En resumen, los algoritmos de Aprendizaje Automático siguen los mismos principios que muchos animales, incluidos los humanos: cuando no saben qué hacer, hacen algo al azar, es decir, usan una estrategia de “prueba y error”. Cuando lo que hacen les sale bien, tienden a repetirlo, mientras que las acciones que resultan en fracaso intentan no repetirlas. Por esta razón, cuando actuamos como educadores, premiamos aquellas conductas de otros que nos gustan y castigamos aquellas otras que no nos parecen adecuadas. De esta forma, la persona, animal o máquina que recibe los premios y los castigos puede ir adecuando sus reglas aprendidas (su modelo interno).

Para finalizar, veamos cómo quedaría el algoritmo de aprendizaje en algunos casos concretos de personalización de anuncios en una página web:

[CASO DE EJEMPLO 1: usuario de género masculino de 19 años]
- Paso 1. En el modelo ya hay una regla que coincide con este caso. 
- Paso 2. Seleccionar regla 997237 almacenada en el modelo. 
- Paso 3. Ejecutar regla 997237 ("si el género es masculino y la edad menor de 25 años entonces mostrar anuncio de videojuego" -> PREMIO). 
- Paso 4. Obtener el resultado de la regla (el usuario hace clic en el anuncio). 
- Paso 5. Aumentar la prioridad de la regla 997237.

-----------------------

[CASO DE EJEMPLO 2: usuario de género femenino de 34 años]
- Paso 1. En el modelo no ya hay una regla que aplique a esta situación.
- Paso 2. Inventar nueva regla al azar (RAP-324351). 
- Paso 3. Ejecutar regla RAP-324351 ("si el genero es femenino y la edad mayor de 30 años entonces mostrar el anuncio de coche de radiocontrol"). 
- Paso 4. Obtener el resultado de la regla (el usuario abandona la página -> CASTIGO).
- Paso 5. Descartar la regla RAP-324351.

En el primer caso, el modelo (o conjunto de reglas ya aprendidas) contenía una regla que se ajustaba a la situación y por lo tanto se realizó la acción que en otras ocasiones había funcionado bien. En el segundo caso, el modelo no tenía ninguna regla ajustada a la situación, por lo que se optó por generar una regla al azar para ser evaluada.

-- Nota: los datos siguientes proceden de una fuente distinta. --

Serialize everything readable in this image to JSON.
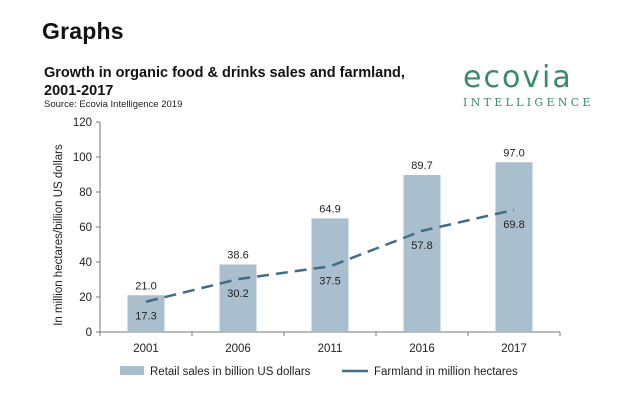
{
  "page": {
    "heading": "Graphs"
  },
  "logo": {
    "word": "ecovia",
    "sub": "INTELLIGENCE"
  },
  "chart_data": {
    "type": "bar",
    "title": "Growth in organic food & drinks sales and farmland, 2001-2017",
    "source": "Source: Ecovia Intelligence 2019",
    "categories": [
      "2001",
      "2006",
      "2011",
      "2016",
      "2017"
    ],
    "series": [
      {
        "name": "Retail sales in billion US dollars",
        "kind": "bar",
        "values": [
          21.0,
          38.6,
          64.9,
          89.7,
          97.0
        ],
        "labels": [
          "21.0",
          "38.6",
          "64.9",
          "89.7",
          "97.0"
        ],
        "color": "#a9bfcd"
      },
      {
        "name": "Farmland in million hectares",
        "kind": "line",
        "style": "dashed",
        "values": [
          17.3,
          30.2,
          37.5,
          57.8,
          69.8
        ],
        "labels": [
          "17.3",
          "30.2",
          "37.5",
          "57.8",
          "69.8"
        ],
        "color": "#3f6e86"
      }
    ],
    "ylabel": "In million hectares/billion US dollars",
    "xlabel": "",
    "ylim": [
      0,
      120
    ],
    "yticks": [
      "0",
      "20",
      "40",
      "60",
      "80",
      "100",
      "120"
    ],
    "grid": false,
    "legend": "bottom"
  }
}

Después de miles y miles de interacciones de este tipo, en las que el algoritmo recibe información sobre el éxito de reglas auto-programadas, contaremos con un modelo que en la mayoría de los casos sabe qué hacer y además hace lo más adecuado (siempre que hayamos contado con un buen conjunto de situaciones de entrenamiento, es decir, con una buena educación).